Llegó el tren, silbando. Nos sobresaltamos como si nos despertara. Nos dimos las manos. ¿Cómo podría olvidarse el apretón fuerte y desesperado de nuestras manos, de los diez dedos que se negaban a separarse? Una de las jóvenes estaba muy pálida, la otra reía y temblaba.
Y yo te dije entonces, lo recuerdo: "¿Qué significado tienen Grecia, patria, deber? ¡Aquí está la verdad!" Y tú me dijiste: "Quizás no signifiquen nada Grecia, patria, deber. Sin embargo, por esa nada nos arrojamos voluntariamente a la muerte."
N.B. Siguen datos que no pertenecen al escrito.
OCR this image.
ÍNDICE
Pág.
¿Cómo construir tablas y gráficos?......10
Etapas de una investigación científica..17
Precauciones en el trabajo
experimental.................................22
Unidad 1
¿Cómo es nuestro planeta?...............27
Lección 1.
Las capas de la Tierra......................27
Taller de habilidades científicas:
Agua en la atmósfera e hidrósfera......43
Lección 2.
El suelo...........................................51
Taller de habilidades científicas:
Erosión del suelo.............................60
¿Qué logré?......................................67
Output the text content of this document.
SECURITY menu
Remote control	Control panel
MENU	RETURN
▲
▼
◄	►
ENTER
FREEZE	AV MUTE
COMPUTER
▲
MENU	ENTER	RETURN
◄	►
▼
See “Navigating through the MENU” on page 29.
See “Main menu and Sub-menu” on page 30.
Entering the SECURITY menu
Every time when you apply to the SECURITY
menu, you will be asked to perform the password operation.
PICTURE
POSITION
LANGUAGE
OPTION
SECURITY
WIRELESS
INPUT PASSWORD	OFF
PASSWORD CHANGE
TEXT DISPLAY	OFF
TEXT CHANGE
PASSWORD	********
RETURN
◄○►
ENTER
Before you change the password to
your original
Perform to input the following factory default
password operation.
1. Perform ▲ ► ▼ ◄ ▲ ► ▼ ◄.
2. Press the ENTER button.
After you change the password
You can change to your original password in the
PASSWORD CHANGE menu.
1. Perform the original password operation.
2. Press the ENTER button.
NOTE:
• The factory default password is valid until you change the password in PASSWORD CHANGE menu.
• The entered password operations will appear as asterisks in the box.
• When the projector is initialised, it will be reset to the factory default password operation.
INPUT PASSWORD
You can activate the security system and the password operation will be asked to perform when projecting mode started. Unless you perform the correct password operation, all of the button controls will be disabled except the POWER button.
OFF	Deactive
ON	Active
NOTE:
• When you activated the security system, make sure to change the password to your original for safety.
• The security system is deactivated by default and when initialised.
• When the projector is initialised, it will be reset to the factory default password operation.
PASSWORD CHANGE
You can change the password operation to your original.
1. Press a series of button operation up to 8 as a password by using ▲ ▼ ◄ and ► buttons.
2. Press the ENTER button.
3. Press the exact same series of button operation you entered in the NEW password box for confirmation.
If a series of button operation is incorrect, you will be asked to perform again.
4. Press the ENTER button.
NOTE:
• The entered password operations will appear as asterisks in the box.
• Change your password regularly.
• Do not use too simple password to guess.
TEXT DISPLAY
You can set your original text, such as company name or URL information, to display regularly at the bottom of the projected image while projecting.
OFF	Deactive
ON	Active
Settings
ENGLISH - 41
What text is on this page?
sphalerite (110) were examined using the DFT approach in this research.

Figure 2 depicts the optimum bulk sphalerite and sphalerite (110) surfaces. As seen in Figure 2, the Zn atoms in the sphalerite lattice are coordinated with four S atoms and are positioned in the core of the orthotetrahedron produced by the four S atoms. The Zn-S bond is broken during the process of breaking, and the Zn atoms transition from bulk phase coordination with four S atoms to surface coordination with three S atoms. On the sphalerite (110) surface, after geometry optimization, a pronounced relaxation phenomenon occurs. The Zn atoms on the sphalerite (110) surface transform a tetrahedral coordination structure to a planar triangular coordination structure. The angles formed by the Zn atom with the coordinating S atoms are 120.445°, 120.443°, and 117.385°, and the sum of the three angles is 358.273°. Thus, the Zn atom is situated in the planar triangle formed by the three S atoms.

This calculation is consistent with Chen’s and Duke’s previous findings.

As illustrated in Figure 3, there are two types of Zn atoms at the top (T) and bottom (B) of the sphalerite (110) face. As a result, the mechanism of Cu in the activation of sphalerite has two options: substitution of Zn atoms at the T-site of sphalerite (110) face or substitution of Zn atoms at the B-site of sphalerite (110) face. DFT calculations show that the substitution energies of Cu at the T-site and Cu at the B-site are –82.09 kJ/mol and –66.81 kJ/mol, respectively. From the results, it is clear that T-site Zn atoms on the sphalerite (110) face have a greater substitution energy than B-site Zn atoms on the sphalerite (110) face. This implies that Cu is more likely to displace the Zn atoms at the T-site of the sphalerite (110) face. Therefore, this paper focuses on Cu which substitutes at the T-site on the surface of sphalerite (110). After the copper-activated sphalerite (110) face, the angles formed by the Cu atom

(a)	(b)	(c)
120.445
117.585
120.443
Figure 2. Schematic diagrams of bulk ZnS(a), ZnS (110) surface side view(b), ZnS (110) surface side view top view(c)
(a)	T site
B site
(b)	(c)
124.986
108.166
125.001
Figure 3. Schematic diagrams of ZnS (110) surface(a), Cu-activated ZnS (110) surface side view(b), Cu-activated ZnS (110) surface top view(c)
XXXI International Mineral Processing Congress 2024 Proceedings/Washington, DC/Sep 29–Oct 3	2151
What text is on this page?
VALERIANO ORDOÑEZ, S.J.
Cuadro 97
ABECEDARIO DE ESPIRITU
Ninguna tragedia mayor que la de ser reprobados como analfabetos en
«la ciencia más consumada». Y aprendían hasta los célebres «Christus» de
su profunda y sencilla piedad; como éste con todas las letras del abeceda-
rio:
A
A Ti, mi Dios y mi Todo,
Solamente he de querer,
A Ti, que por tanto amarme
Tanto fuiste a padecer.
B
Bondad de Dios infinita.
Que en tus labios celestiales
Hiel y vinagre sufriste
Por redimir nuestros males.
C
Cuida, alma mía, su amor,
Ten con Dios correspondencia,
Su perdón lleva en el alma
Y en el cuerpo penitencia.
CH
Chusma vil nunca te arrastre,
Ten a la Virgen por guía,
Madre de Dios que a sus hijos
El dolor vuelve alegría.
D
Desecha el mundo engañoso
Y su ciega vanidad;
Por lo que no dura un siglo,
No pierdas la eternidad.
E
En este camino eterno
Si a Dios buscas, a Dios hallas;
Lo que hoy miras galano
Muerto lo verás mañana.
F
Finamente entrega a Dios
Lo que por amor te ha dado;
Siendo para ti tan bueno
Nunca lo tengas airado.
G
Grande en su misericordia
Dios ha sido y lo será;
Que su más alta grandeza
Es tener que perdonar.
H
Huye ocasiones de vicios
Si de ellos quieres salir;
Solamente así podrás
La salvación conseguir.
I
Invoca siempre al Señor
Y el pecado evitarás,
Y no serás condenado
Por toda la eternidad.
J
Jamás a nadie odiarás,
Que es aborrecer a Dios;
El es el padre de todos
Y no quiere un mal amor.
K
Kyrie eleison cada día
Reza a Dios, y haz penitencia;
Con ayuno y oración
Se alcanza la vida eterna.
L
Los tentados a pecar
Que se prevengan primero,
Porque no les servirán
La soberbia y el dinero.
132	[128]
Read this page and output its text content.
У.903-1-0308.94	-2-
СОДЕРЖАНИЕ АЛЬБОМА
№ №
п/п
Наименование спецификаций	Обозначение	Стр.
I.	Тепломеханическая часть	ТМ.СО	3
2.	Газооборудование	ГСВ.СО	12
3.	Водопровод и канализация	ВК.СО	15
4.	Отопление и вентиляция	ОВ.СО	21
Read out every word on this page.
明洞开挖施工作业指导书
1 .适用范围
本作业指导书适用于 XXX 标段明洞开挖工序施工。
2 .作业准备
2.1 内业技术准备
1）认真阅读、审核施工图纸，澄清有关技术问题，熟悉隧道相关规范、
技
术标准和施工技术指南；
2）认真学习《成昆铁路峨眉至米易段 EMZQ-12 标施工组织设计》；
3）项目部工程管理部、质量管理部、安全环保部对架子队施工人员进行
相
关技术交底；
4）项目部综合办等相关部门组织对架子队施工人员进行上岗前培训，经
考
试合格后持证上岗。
Pero, ¿para qué te estaré escribiendo estas cosas? Para decirte que no he echado en olvido nada de lo que hemos vivido juntos. Para aprovechar también la oportunidad de expresarte lo que nunca, en razón de nuestro hábito, bueno o malo, de dominar las emociones, me ha sido posible manifestarte cuando estuvimos uno al lado del otro.
Ahora, pues no te hallas a mi lado, pues no ves el semblante de tu amigo, y no corro el riesgo de parecerte ridículamente enternecido, te diré sin vacilar que te quiero mucho.
Acabé la carta. Había charlado con mi amigo y me sentía aliviado. Llamé a Zorba. Acurrucado bajo la saliente de un peñasco para no mojarse, estaba ensayando su cable teleférico.
—Ven, Zorba —le grité—. Levántate y vayamos de paseo hasta el pueblo.
—Tienes buen humor, patrón. Está lloviendo. ¿No quieres ir solo?
—Sí, estoy de buen humor y no quiero perderlo. Yendo en tu compañía no hay riesgo de que lo pierda. Ven.
Rió.
—Me hace feliz —dijo— que tengas necesidad de mí. ¡Vamos!
Se echó encima la capilla cretense de lana y capucha puntiaguda que le había regalado y llegamos al camino chapoteando barro.